Syntactic Structure, Little Meaning
The AST stores the syntactic structure of the input program but by itself ascribes very little meaning to its elements.
For example:
- identifiers are recorded as identifier nodes but say nothing about whether the identifier represents a local variable, parameter, method or function, a class name etc...
- the AST allows function and class declarations anywhere statements are allowed so there's nothing to stop the declaration of a class inside a function (even though this is not supported in C-minor)
- the AST will happily record operations on incompatible arguments (eg: string + integer) or passing an incorrect number of arguments to a function.
In other words, at this stage all we're doing is capturing the syntactic structure of the program and meaning will be applied and correctness checked later as part of "semantic analysis".
Position Information
Just like every token produced by the tokenizer has a CodePosition
describing where it came from, every element in the AST also has a position.
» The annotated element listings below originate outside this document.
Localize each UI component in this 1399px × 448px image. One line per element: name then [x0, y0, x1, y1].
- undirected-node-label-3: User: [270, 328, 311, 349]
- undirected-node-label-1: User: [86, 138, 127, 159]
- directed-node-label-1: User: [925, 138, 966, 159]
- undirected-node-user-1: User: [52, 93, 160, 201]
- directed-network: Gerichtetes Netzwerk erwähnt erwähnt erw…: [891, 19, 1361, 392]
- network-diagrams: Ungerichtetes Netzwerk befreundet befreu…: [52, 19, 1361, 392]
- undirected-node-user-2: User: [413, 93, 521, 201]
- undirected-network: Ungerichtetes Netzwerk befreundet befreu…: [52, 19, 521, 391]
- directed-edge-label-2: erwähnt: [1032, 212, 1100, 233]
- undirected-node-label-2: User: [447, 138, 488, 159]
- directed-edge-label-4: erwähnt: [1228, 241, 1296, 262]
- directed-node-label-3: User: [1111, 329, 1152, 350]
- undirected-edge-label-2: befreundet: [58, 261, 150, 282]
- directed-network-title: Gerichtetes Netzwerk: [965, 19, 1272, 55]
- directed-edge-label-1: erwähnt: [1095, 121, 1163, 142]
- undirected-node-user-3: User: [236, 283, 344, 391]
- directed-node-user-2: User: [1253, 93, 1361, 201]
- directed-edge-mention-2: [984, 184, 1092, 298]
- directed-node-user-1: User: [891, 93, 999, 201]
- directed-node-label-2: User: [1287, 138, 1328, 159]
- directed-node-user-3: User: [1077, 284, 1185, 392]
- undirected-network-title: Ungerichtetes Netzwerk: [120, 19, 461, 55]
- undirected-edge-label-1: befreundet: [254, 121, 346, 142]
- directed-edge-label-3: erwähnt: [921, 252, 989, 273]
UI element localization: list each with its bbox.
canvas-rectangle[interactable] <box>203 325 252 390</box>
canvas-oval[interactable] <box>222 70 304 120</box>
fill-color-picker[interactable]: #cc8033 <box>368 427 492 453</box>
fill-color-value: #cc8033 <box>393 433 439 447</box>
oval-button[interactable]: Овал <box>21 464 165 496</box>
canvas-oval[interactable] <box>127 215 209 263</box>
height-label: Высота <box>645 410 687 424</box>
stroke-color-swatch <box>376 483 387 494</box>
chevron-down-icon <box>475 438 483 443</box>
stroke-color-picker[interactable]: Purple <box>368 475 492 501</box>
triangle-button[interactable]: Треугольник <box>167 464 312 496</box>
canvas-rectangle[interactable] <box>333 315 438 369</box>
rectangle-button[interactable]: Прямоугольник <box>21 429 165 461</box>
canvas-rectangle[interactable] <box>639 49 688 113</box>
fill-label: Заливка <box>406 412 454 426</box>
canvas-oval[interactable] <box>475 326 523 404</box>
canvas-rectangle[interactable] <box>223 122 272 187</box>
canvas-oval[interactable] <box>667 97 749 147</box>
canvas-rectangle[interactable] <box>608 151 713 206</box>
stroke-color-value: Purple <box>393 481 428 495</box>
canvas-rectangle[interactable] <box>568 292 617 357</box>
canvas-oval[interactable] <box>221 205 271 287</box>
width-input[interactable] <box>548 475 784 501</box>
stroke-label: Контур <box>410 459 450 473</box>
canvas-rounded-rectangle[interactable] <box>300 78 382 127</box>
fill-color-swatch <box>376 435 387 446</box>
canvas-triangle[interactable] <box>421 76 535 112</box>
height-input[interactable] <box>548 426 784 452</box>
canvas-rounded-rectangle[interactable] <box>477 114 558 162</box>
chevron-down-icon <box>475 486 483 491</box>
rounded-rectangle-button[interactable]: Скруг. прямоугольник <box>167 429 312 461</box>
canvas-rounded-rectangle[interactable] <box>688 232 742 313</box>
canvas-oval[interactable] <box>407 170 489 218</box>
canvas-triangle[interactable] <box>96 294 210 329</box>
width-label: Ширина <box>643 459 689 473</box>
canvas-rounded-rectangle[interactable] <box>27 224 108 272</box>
In later stages as we're performing checks on the AST and we find problems we've got the position readily available to report the original location of the error.
Time to Parse!
The AST is a tree of elements that describe a program's syntactic structure but not its meaning.
Each node is either a statement or an expression. Order of operation is implicit in the arrangement of nodes that make an expression. Every node in the AST has position information attached for error reporting.
The AST is central to everything else the compiler does - it'll be used for building the type system, semantic analysis, code generation and more.
Now that we have a way to represent the AST the next challenge is to build a correctly formed AST from a stream of tokens... and that's the job of the parser.